Beyond his work in education, Zimmerman is an award-winning game designer who has been inventing play on and off the computer for more than 25 years. Zimmerman was the co-founder and chief design officer of Gamelab, a game development company based in New York City. Gamelab’s titles included the casual game blockbuster Diner Dash and Gamestar Mechanic, a site that lets kids create games, which was funded by the first major game-related grant from the MacArthur Foundation. Gamelab worked with partners including LEGO, HBO, VH-1, Nickelodeon, Yahoo!, Microsoft, Disney, Mattel, PlayFirst, PBS, Fisher-Price, Leapfrog, and many others.
Zimmerman is a founder of the Institute of Play, a nonprofit that looks at the intersection of games and learning that has opened a public school in New York City-based on play as the model for learning. Zimmerman has written and lectured extensively about game design and game culture.
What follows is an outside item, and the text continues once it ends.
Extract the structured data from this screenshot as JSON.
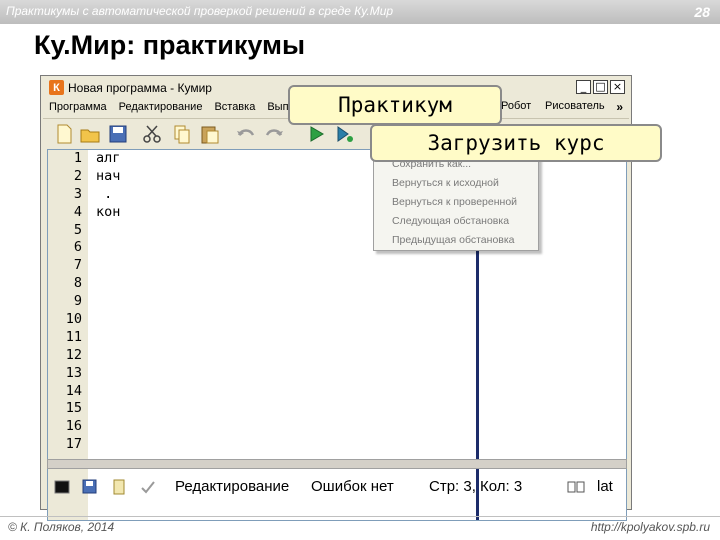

He is the co-author with Katie Salen of Rules of Play: Game Design Fundamentals (MIT Press, 2004) and co-editor of The Game Design Reader (MIT Press, 2006).
With Nathalie Pozzi, principal of Nakworks, Zimmerman created large-scale game installations for the Museum of Modern Art and the Smithsonian American Art Museum, as well as venues in Berlin, Paris, Dublin, St, Petersberg, and Los Angeles. Recent projects include tabletop games The Metagame (with Local No. 12), Quantum, and Dear Reader.